Parent class: Optimizer

Derived classes: -

Adam (adaptive moment estimation) - optimization algorithm that combines the inertia principles of MomentumSGD and adaptive parameter updating of AdaGrad and its modifications.

To implement the algorithm, it is necessary to use the approach of an exponentially decaying moving average for the gradients of the target function and their squares:

\begin{equation} m_t = \beta_1{m_{t-1}} + (1 - \beta_1)g_t \end{equation}

\begin{equation} \upsilon_t = \beta_2{\upsilon_{t-1}} + (1 - \beta_2)g_t^2 \end{equation}

where

$m_t$ - estimate of the first moment (average of gradients);
$\upsilon_t$ - estimate of the second moment (average non-centered dispersion of gradients).

However, in this definition there is the problem of the long accumulation of $m_t$ and $\upsilon_t$ at the beginning of the algorithm, especially when the decay rates $\beta_1$ and $\beta_2$ are close to $1$ .

In order to get rid of this problem and avoid introducing new hyperparameters, the estimates of the first and second moments are slightly modified:

\begin{equation} \hat{m_t} = \frac{m_t}{1 - \beta_1^t} \end{equation}

\begin{equation} \hat{\upsilon_t} = \frac{\upsilon_t}{1 - \beta_2^t} \end{equation}

Then the expression for parameter updating is:

$\theta_{t + 1} = \theta_t - \frac {\eta}{\sqrt{\hat{\upsilon_t}} + \epsilon} \hat{m_t}$

The authors of the algorithm recommend using the following parameter values: $\beta_1=0.9$ , $\beta_2=0.999$ , $\epsilon=1e-8$ .

Initializing¶

def __init__(self, alpha=1e-3, beta1=0.9, beta2=0.999, epsilon=1e-8, nodeinfo=None):

Parameters

Parameter	Allowed types	Description	Default
alpha	float	Step size	1e-3
beta1	float	Exponential decay rate of the 1^st momentum	0.9
beta2	float	Exponential decay rate of the 2^nd momentum	0.999
epsilon	float	Smoothing parameter	1e-6
nodeinfo	NodeInfo	Object containing information about the computational node	None

Explanations

-

Examples¶

Necessary imports:

import numpy as np
from PuzzleLib.Optimizers import Adam
from PuzzleLib.Backend import gpuarray

Info

gpuarray is required to properly place the tensor in the GPU.

Let us set up a synthetic training dataset:

data = gpuarray.to_gpu(np.random.randn(16, 128).astype(np.float32))
target = gpuarray.to_gpu(np.random.randn(16, 1).astype(np.float32))

Declaring the optimizer:

optimizer = Adam()

Suppose there is already some net network defined, for example, through Graph, then in order to install the optimizer on the network, we need the following:

optimizer.setupOn(net, useGlobalState=True)

Info

You can read more about optimizer methods and their parameters in the description of the Optimizer parent class

Moreover, let there be some loss error function, inherited from Cost, calculating its gradient as well.

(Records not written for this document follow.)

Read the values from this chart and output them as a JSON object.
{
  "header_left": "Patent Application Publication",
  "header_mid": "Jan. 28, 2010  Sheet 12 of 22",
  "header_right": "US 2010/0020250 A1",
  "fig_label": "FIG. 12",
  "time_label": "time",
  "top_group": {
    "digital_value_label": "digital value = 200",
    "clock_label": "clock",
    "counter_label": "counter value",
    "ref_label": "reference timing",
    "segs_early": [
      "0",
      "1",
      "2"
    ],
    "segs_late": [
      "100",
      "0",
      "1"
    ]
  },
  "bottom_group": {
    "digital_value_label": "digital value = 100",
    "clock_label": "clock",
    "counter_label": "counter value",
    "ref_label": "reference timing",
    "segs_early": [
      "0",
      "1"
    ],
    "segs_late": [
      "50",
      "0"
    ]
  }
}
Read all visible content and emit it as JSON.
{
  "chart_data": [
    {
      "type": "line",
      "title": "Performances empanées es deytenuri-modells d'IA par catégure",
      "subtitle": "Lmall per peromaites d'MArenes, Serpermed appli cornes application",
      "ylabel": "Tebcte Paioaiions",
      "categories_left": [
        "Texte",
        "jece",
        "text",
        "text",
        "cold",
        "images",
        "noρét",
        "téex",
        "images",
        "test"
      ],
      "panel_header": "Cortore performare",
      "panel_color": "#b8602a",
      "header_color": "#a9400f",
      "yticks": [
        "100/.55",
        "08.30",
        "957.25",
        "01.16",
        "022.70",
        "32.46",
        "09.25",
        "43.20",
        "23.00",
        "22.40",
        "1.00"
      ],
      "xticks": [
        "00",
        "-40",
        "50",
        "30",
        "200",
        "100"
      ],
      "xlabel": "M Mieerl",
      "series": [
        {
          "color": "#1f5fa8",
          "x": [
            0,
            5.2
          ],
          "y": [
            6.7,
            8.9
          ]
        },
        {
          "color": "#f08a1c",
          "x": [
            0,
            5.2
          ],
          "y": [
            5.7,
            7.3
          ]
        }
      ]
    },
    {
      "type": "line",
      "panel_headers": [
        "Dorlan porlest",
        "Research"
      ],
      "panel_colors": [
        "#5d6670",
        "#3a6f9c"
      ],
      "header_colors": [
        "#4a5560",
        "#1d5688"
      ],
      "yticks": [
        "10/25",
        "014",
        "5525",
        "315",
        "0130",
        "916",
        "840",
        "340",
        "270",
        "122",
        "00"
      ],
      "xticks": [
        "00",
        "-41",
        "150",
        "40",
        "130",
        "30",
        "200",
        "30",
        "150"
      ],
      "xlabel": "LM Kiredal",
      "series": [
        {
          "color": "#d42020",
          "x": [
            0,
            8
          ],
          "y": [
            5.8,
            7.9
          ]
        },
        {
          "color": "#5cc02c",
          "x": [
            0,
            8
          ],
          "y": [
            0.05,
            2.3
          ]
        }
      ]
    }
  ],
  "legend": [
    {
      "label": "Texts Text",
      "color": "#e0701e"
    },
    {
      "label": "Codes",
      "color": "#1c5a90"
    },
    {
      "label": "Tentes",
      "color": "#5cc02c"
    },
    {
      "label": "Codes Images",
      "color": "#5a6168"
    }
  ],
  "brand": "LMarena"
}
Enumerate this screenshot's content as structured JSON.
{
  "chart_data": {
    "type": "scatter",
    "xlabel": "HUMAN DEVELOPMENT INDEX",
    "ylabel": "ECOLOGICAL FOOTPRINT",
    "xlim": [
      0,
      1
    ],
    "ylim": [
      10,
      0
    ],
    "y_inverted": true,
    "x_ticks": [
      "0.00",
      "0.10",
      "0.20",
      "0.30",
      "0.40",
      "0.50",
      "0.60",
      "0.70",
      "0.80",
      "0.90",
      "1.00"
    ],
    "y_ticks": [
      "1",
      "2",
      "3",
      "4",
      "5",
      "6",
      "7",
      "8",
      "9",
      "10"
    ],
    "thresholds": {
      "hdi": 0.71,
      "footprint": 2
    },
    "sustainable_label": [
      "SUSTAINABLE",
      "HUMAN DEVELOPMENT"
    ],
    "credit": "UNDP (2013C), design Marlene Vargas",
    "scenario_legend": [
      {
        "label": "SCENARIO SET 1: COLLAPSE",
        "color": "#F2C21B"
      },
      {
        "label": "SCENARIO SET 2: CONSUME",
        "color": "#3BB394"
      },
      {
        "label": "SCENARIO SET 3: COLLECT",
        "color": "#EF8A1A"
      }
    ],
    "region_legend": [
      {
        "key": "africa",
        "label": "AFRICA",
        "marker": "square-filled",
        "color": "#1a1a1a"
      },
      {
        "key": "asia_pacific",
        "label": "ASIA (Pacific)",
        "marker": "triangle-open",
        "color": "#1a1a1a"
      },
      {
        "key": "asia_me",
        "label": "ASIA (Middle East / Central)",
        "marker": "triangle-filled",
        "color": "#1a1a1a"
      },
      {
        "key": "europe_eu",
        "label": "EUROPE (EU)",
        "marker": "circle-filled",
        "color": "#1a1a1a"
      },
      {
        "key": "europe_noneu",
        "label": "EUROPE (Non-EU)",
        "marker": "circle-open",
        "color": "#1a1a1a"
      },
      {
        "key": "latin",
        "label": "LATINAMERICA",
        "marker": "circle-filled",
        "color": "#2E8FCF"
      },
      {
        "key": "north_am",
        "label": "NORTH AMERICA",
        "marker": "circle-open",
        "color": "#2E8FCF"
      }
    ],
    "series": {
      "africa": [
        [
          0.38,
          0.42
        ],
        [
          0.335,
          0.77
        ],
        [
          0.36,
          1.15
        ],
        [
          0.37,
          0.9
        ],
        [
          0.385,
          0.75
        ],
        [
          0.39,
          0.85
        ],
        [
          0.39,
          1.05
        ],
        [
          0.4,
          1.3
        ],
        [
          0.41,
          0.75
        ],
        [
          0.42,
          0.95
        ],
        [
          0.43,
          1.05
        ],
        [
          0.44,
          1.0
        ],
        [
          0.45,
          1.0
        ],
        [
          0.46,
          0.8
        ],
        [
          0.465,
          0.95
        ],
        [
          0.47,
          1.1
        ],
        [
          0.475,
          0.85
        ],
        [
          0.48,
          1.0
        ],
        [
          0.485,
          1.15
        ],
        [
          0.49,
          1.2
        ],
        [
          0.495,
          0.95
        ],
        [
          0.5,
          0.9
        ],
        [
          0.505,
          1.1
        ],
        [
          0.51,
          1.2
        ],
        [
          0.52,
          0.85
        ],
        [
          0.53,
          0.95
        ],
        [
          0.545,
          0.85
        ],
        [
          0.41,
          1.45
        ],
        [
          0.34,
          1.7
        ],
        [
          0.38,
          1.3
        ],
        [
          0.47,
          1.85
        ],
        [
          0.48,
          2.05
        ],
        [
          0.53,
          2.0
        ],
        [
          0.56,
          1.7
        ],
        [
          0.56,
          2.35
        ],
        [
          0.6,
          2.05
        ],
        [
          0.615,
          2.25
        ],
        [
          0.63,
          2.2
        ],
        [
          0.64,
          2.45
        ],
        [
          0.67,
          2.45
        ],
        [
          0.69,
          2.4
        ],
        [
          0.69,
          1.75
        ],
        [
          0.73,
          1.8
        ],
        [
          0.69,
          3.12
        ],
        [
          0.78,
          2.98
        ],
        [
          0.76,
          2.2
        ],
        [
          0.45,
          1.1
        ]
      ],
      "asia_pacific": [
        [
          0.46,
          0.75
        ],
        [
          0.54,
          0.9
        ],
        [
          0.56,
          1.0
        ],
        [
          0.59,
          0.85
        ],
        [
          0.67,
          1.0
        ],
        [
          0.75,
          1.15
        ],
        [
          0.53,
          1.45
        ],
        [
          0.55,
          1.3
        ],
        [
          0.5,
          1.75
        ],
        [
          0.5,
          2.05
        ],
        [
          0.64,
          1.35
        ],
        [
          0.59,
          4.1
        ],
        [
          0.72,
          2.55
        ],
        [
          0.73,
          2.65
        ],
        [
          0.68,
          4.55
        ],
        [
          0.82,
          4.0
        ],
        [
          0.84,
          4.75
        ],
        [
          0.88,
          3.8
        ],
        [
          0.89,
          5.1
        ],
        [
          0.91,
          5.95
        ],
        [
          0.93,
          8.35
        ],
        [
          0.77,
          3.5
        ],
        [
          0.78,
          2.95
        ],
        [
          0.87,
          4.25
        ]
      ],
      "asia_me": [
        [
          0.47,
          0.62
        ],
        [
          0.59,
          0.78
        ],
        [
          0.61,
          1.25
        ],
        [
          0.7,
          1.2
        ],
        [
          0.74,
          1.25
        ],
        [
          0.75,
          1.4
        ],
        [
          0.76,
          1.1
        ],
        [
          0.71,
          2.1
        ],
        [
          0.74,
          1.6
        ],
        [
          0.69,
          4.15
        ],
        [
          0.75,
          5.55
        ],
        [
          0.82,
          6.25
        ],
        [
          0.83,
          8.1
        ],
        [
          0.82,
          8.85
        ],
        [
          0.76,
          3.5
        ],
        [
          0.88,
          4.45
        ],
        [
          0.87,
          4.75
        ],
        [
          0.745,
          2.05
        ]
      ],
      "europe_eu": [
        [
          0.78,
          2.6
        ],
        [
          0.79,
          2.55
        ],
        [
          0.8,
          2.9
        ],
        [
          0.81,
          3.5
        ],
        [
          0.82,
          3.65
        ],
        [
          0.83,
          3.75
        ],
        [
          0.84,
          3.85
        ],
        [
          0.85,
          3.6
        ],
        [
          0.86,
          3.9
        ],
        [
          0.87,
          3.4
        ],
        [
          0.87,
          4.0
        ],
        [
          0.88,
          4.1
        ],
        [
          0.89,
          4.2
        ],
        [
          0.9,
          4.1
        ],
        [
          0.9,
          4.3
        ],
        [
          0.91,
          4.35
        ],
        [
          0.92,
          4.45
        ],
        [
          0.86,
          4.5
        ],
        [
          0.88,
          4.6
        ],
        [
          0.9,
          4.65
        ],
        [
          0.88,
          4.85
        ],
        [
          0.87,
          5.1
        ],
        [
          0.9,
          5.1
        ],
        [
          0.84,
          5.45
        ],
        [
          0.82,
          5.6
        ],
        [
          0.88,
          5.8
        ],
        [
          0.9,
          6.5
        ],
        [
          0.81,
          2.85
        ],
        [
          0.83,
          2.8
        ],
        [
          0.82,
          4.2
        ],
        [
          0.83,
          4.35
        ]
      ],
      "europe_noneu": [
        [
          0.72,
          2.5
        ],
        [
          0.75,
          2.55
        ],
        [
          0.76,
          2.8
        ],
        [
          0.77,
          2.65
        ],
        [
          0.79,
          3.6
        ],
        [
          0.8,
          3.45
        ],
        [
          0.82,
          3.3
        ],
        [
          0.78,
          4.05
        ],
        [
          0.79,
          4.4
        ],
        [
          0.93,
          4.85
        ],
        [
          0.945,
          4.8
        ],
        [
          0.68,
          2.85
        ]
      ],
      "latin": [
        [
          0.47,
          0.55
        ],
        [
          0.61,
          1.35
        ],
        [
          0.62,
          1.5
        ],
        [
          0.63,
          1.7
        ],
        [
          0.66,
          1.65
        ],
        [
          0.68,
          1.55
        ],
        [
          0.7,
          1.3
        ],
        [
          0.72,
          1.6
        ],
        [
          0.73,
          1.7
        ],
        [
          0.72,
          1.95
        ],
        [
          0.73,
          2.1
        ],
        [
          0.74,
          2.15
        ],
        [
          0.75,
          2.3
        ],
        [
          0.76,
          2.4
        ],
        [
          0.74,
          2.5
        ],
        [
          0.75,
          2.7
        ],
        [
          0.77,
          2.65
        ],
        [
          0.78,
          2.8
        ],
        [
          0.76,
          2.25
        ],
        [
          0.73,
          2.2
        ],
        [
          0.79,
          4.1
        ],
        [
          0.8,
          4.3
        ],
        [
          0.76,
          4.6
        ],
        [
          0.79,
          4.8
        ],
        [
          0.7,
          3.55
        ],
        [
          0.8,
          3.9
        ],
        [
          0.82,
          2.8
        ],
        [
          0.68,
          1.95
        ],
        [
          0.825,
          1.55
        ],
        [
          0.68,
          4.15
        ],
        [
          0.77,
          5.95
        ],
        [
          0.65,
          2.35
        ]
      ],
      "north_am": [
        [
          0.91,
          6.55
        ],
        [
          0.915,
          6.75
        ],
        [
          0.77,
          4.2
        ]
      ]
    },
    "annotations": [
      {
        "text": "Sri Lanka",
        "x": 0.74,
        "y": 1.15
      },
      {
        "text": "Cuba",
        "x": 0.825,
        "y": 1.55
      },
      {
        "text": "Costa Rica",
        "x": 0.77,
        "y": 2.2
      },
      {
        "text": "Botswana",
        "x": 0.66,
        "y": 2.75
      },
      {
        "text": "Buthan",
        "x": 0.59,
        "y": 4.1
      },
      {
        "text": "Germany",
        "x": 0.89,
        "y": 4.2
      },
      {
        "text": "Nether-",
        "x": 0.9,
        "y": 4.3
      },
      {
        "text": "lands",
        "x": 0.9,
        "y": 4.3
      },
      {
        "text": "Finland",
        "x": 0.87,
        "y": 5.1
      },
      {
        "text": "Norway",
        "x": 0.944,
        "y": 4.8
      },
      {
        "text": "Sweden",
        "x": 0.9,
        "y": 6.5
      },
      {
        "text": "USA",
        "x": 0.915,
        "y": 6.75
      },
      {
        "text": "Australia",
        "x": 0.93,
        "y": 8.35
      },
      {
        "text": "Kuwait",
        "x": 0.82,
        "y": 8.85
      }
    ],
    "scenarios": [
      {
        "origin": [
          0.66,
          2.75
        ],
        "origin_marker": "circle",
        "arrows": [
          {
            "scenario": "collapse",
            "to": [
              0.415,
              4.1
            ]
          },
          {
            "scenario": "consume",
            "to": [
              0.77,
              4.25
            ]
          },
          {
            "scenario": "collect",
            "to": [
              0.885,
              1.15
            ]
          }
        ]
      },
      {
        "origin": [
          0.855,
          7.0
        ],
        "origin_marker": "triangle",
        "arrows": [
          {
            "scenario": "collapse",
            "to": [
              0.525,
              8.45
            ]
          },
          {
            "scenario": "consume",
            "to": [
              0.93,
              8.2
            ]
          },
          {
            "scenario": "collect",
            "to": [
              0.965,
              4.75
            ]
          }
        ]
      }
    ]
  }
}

Then we get the implementation of the optimization process:

for i in range(100):
... predictions = net(data)
... error, grad = loss(predictions, target)

... optimizer.zeroGradParams()
... net.backward(grad)
... optimizer.update()

... if (i + 1) % 5 == 0:
...   print("Iteration #%d error: %s" % (i + 1, error))